C’est aussi en Inde que fut mis au point le complexe de production qu’on appela « plantation », c’est-à-dire une exploitation de grande taille à main-d’œuvre esclave. Ce procédé se diffusa en Iran et en Irak, de là en Égypte puis au Maroc. Dans le monde romain, le sucre n’est pas inconnu, mais c’est un bien qui vient de loin, aussi rare et cher que la soie. Ce sera une épice jusqu’au 17e siècle, c’est-à-dire un produit relevant plus de la pharmacopée que de l’alimentation. En effet, les Européens ont un gros problème : la canne ne peut pas ou guère pousser au nord de la Méditerranée. Cette herbacée a un cycle de vie de quinze à dix-huit mois, sans compter les rejets. Mais elle ne supporte pas un hiver un peu froid. En dehors de quelques îles méditerranéennes, de la huerta de Valence ou de la plaine de Séville, sa culture est impossible.

Or, avec les Croisades et le commerce italien, les très riches Européens ont pris goût au sucre. Que ce soit comme remède ou comme aliment ostentatoire, grande noblesse et haute bourgeoisie dépensent des sommes considérables pour acquérir du sucre. Pouvoir cultiver la canne devient donc, à la fin du Moyen Âge, un enjeu géopolitique essentiel. C’est l’une des principales motivations de la conquête de la Macaronésie : Madère, Açores, Canaries. C’est surtout Madère, dont le climat convient bien à la canne, qui devient le premier lieu européen de culture de « l’or vert » au 15e siècle.

Après l’or, le sucre est l’une des principales motivations des voyages lointains des Ibériques. Dès son deuxième voyage, Colomb emporte dans les cales de ses caravelles des plans de canne. Il s’avère très vite que l’Amérique tropicale se prête fort bien à cette culture. On a là une clef essentielle de l’expansion européenne outre-Atlantique. Toutes les puissances maritimes de l’Europe occidentale se sont efforcées d’arracher aux Portugais ou aux Espagnols des portions de littoraux ou des îles au climat chaud et humide. Au 16e siècle, c’est le Nordeste brésilien qui connaît une première diffusion des plantations sucrières (cf. carte). C’est en effet la côte de l’Amérique tropicale la plus facile d’accès à partir de l’Europe, grâce aux vents et aux courants de l’Atlantique. Puis à partir du 17e siècle, les Antilles sont progressivement transformées en plantations du sud-est (Curaçao) au nord-ouest (Cuba).
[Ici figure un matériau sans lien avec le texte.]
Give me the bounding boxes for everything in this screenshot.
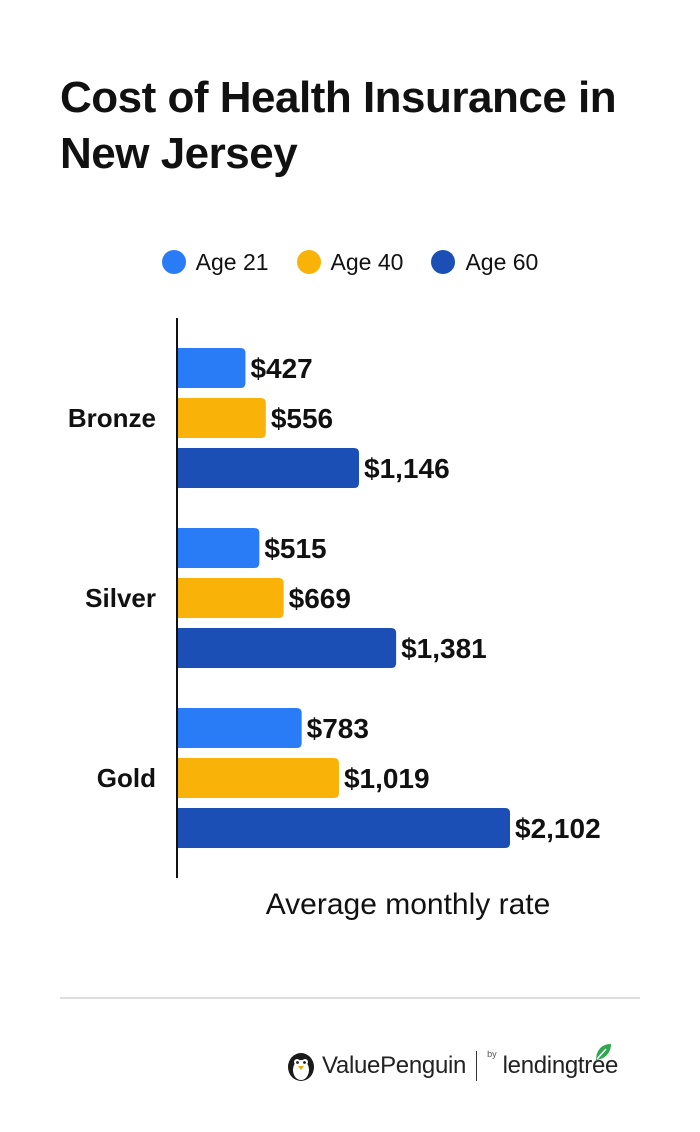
- legend-item-age-21: Age 21: [161, 248, 269, 276]
- data-label-silver-series-1: $515: [264, 533, 326, 564]
- data-label-gold-series-1: $783: [307, 713, 369, 744]
- x-axis-label: Average monthly rate: [265, 888, 551, 921]
- footer-divider: [60, 997, 640, 999]
- category-label-silver: Silver: [85, 583, 156, 613]
- category-label-gold: Gold: [97, 763, 156, 793]
- bar-bronze-series-2: [178, 398, 266, 438]
- legend-label-age-21: Age 21: [195, 248, 269, 275]
- footer-brand: ValuePenguin by lendingtree: [286, 1044, 642, 1086]
- data-label-bronze-series-3: $1,146: [364, 453, 450, 484]
- legend-item-age-60: Age 60: [431, 249, 538, 276]
- data-label-gold-series-3: $2,102: [515, 813, 601, 844]
- bar-gold-series-1: [178, 708, 302, 748]
- bar-silver-series-1: [178, 528, 260, 568]
- category-label-bronze: Bronze: [68, 403, 156, 433]
- legend: Age 21 Age 40 Age 60: [0, 246, 700, 278]
- data-label-bronze-series-2: $556: [271, 403, 333, 434]
- data-label-silver-series-3: $1,381: [401, 633, 487, 664]
- data-label-silver-series-2: $669: [289, 583, 351, 614]
- bar-bronze-series-3: [178, 448, 360, 488]
- legend-label-age-40: Age 40: [330, 248, 404, 275]
- data-label-bronze-series-1: $427: [250, 353, 312, 384]
- bar-bronze-series-1: [178, 348, 246, 388]
- legend-item-age-40: Age 40: [296, 248, 404, 276]
- brand-separator: [476, 1051, 478, 1081]
- data-label-gold-series-2: $1,019: [344, 763, 430, 794]
- leaf-icon: [596, 1044, 612, 1060]
- bar-gold-series-2: [178, 758, 339, 798]
- bar-chart: Bronze $427 $556 $1,146 Silver $515 $669 $1,381…: [68, 318, 601, 878]
- bar-silver-series-3: [178, 628, 397, 668]
- legend-label-age-60: Age 60: [465, 248, 539, 275]
- bar-silver-series-2: [178, 578, 284, 618]
- legend-dot-age-40: [296, 250, 321, 274]
- legend-dot-age-60: [431, 250, 456, 274]
- brand-by: by: [487, 1049, 497, 1059]
- legend-dot-age-21: [161, 250, 186, 274]
- penguin-icon: [288, 1053, 314, 1081]
- brand-valuepenguin: ValuePenguin: [322, 1052, 467, 1079]
- chart-title: Cost of Health Insurance in New Jersey: [60, 73, 617, 178]
- bar-gold-series-3: [178, 808, 510, 848]
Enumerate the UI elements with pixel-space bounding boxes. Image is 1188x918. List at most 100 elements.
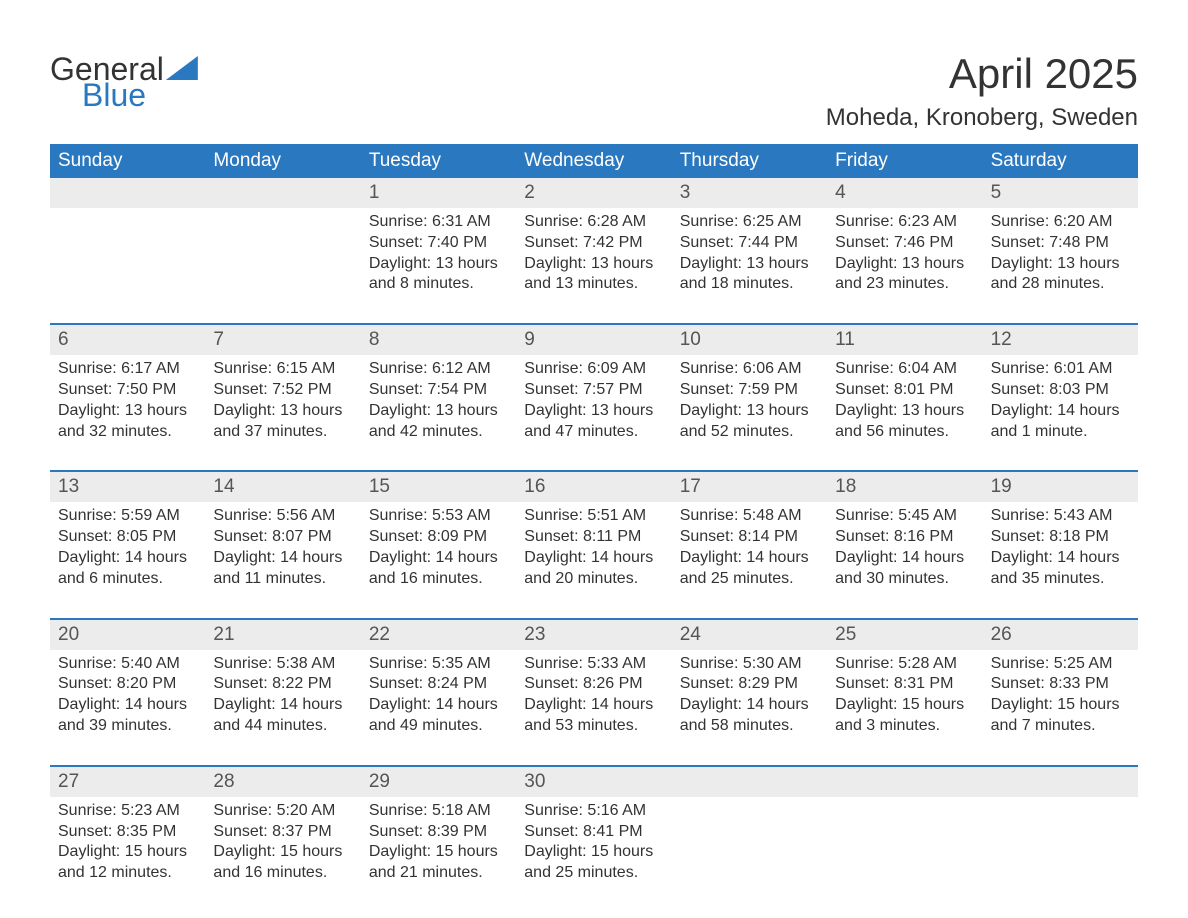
- day-number: [50, 178, 205, 208]
- day-number: 12: [983, 325, 1138, 355]
- day-number: 14: [205, 472, 360, 502]
- daylight-text: Daylight: 13 hours and 13 minutes.: [524, 254, 663, 296]
- day-cell: Sunrise: 5:51 AMSunset: 8:11 PMDaylight:…: [516, 502, 671, 617]
- sunset-text: Sunset: 7:52 PM: [213, 380, 352, 401]
- day-number: 3: [672, 178, 827, 208]
- sunset-text: Sunset: 8:07 PM: [213, 527, 352, 548]
- sunrise-text: Sunrise: 5:56 AM: [213, 506, 352, 527]
- daylight-text: Daylight: 14 hours and 11 minutes.: [213, 548, 352, 590]
- calendar: Sunday Monday Tuesday Wednesday Thursday…: [50, 144, 1138, 894]
- sunset-text: Sunset: 7:46 PM: [835, 233, 974, 254]
- week-content-row: Sunrise: 6:31 AMSunset: 7:40 PMDaylight:…: [50, 208, 1138, 323]
- day-number: 24: [672, 620, 827, 650]
- sunrise-text: Sunrise: 6:09 AM: [524, 359, 663, 380]
- day-cell: Sunrise: 6:15 AMSunset: 7:52 PMDaylight:…: [205, 355, 360, 470]
- daylight-text: Daylight: 13 hours and 32 minutes.: [58, 401, 197, 443]
- sunset-text: Sunset: 8:33 PM: [991, 674, 1130, 695]
- sunset-text: Sunset: 7:50 PM: [58, 380, 197, 401]
- day-cell: Sunrise: 5:56 AMSunset: 8:07 PMDaylight:…: [205, 502, 360, 617]
- sunrise-text: Sunrise: 5:38 AM: [213, 654, 352, 675]
- day-cell: [672, 797, 827, 894]
- weekday-header: Tuesday: [361, 144, 516, 178]
- day-cell: Sunrise: 5:53 AMSunset: 8:09 PMDaylight:…: [361, 502, 516, 617]
- week-content-row: Sunrise: 5:59 AMSunset: 8:05 PM Daylight:…: [50, 502, 1138, 617]
- logo-sail-icon: [166, 56, 198, 80]
- sunset-text: Sunset: 8:29 PM: [680, 674, 819, 695]
- sunrise-text: Sunrise: 5:40 AM: [58, 654, 197, 675]
- day-cell: Sunrise: 5:38 AMSunset: 8:22 PMDaylight:…: [205, 650, 360, 765]
- day-cell: Sunrise: 6:31 AMSunset: 7:40 PMDaylight:…: [361, 208, 516, 323]
- day-number: 2: [516, 178, 671, 208]
- day-cell: [205, 208, 360, 323]
- week-daynum-row: 6789101112: [50, 323, 1138, 355]
- day-number: 7: [205, 325, 360, 355]
- sunrise-text: Sunrise: 5:59 AM: [58, 506, 197, 527]
- sunset-text: Sunset: 7:59 PM: [680, 380, 819, 401]
- sunrise-text: Sunrise: 5:25 AM: [991, 654, 1130, 675]
- week-daynum-row: 27282930: [50, 765, 1138, 797]
- sunrise-text: Sunrise: 6:01 AM: [991, 359, 1130, 380]
- day-number: 15: [361, 472, 516, 502]
- daylight-text: Daylight: 14 hours and 25 minutes.: [680, 548, 819, 590]
- day-cell: Sunrise: 6:20 AMSunset: 7:48 PMDaylight:…: [983, 208, 1138, 323]
- day-number: 1: [361, 178, 516, 208]
- day-cell: [983, 797, 1138, 894]
- sunrise-text: Sunrise: 5:35 AM: [369, 654, 508, 675]
- sunset-text: Sunset: 7:48 PM: [991, 233, 1130, 254]
- sunset-text: Sunset: 8:14 PM: [680, 527, 819, 548]
- daylight-text: Daylight: 15 hours and 12 minutes.: [58, 842, 197, 884]
- daylight-text: Daylight: 13 hours and 23 minutes.: [835, 254, 974, 296]
- sunset-text: Sunset: 8:05 PM: [58, 527, 197, 548]
- daylight-text: Daylight: 13 hours and 42 minutes.: [369, 401, 508, 443]
- weekday-header: Friday: [827, 144, 982, 178]
- week-daynum-row: 12345: [50, 178, 1138, 208]
- daylight-text: Daylight: 14 hours and 53 minutes.: [524, 695, 663, 737]
- day-cell: Sunrise: 6:28 AMSunset: 7:42 PMDaylight:…: [516, 208, 671, 323]
- daylight-text: Daylight: 14 hours and 1 minute.: [991, 401, 1130, 443]
- weekday-header: Wednesday: [516, 144, 671, 178]
- daylight-text: Daylight: 14 hours and 35 minutes.: [991, 548, 1130, 590]
- sunrise-text: Sunrise: 5:20 AM: [213, 801, 352, 822]
- day-cell: Sunrise: 5:25 AMSunset: 8:33 PMDaylight:…: [983, 650, 1138, 765]
- sunset-text: Sunset: 8:35 PM: [58, 822, 197, 843]
- day-number: 17: [672, 472, 827, 502]
- sunrise-text: Sunrise: 5:28 AM: [835, 654, 974, 675]
- day-cell: Sunrise: 5:33 AMSunset: 8:26 PMDaylight:…: [516, 650, 671, 765]
- daylight-text: Daylight: 15 hours and 16 minutes.: [213, 842, 352, 884]
- day-number: 18: [827, 472, 982, 502]
- day-cell: Sunrise: 5:28 AMSunset: 8:31 PMDaylight:…: [827, 650, 982, 765]
- day-number: 23: [516, 620, 671, 650]
- sunrise-text: Sunrise: 6:23 AM: [835, 212, 974, 233]
- day-number: 30: [516, 767, 671, 797]
- day-number: [672, 767, 827, 797]
- day-cell: Sunrise: 6:17 AMSunset: 7:50 PMDaylight:…: [50, 355, 205, 470]
- sunset-text: Sunset: 8:37 PM: [213, 822, 352, 843]
- sunrise-text: Sunrise: 5:33 AM: [524, 654, 663, 675]
- week-daynum-row: 13141516171819: [50, 470, 1138, 502]
- logo: General Blue: [50, 50, 198, 111]
- day-cell: Sunrise: 6:09 AMSunset: 7:57 PMDaylight:…: [516, 355, 671, 470]
- day-cell: [50, 208, 205, 323]
- sunrise-text: Sunrise: 5:45 AM: [835, 506, 974, 527]
- daylight-text: Daylight: 14 hours and 16 minutes.: [369, 548, 508, 590]
- sunset-text: Sunset: 8:39 PM: [369, 822, 508, 843]
- day-cell: [827, 797, 982, 894]
- day-cell: Sunrise: 5:30 AMSunset: 8:29 PMDaylight:…: [672, 650, 827, 765]
- sunrise-text: Sunrise: 6:15 AM: [213, 359, 352, 380]
- sunset-text: Sunset: 8:03 PM: [991, 380, 1130, 401]
- day-cell: Sunrise: 5:48 AMSunset: 8:14 PMDaylight:…: [672, 502, 827, 617]
- sunset-text: Sunset: 8:41 PM: [524, 822, 663, 843]
- day-cell: Sunrise: 6:25 AMSunset: 7:44 PMDaylight:…: [672, 208, 827, 323]
- day-cell: Sunrise: 5:18 AMSunset: 8:39 PMDaylight:…: [361, 797, 516, 894]
- day-cell: Sunrise: 5:59 AMSunset: 8:05 PMDaylight:…: [50, 502, 205, 617]
- sunset-text: Sunset: 8:01 PM: [835, 380, 974, 401]
- day-cell: Sunrise: 6:01 AMSunset: 8:03 PMDaylight:…: [983, 355, 1138, 470]
- day-number: 25: [827, 620, 982, 650]
- day-cell: Sunrise: 5:23 AMSunset: 8:35 PMDaylight:…: [50, 797, 205, 894]
- header: General Blue April 2025 Moheda, Kronober…: [50, 50, 1138, 132]
- week-content-row: Sunrise: 5:23 AMSunset: 8:35 PMDaylight:…: [50, 797, 1138, 894]
- day-number: 27: [50, 767, 205, 797]
- day-number: 22: [361, 620, 516, 650]
- sunset-text: Sunset: 8:26 PM: [524, 674, 663, 695]
- sunrise-text: Sunrise: 6:25 AM: [680, 212, 819, 233]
À partir du 18e siècle, le modèle de l’île à sucre se diffuse dans l’océan indien. Au 19e siècle il gagne le Pacifique.

Grâce à cette diffusion dans toute la zone intertropicale aisément accessible par mer, la consommation de sucre, en Europe d’abord, puis dans le reste du monde, a pris le caractère massif que nous lui connaissons. Au début du 19e siècle, dans le contexte du blocus continental, la betterave sucrière permet l’une des plus célèbres « substituabilités » de l’histoire économique mondiale. Le petit déjeuner, le dessert, les confiseries sont devenus des pratiques largement partagées dans toutes les classes sociales européennes, puis mondiales.

Une marque profonde sur l’espace mondial

Cette histoire n’est pas qu’une question de pratique culinaire ou d’équilibre alimentaire. Le Monde serait bien différent sans la diffusion massive de la plantation sucrière. D’abord, avec d’autres cultures certes, en particulier le coton, la plantation de canne à sucre permet de comprendre pourquoi les Européens, jusqu’au milieu du 19e siècle et la seconde colonisation, se sont essentiellement intéressés à la zone intertropicale. En dehors des régions productrices de métaux précieux, les parties tempérées du monde ne pouvaient produire que des biens qu’on trouvait déjà en Europe, donc qui ne supportaient pas l’énorme coût du voyage. Le sucre fut longtemps, pour les armateurs plus que pour les planteurs, une affaire juteuse. Les patrimoines urbains de Bordeaux, Nantes ou Bristol en témoignent aujourd’hui.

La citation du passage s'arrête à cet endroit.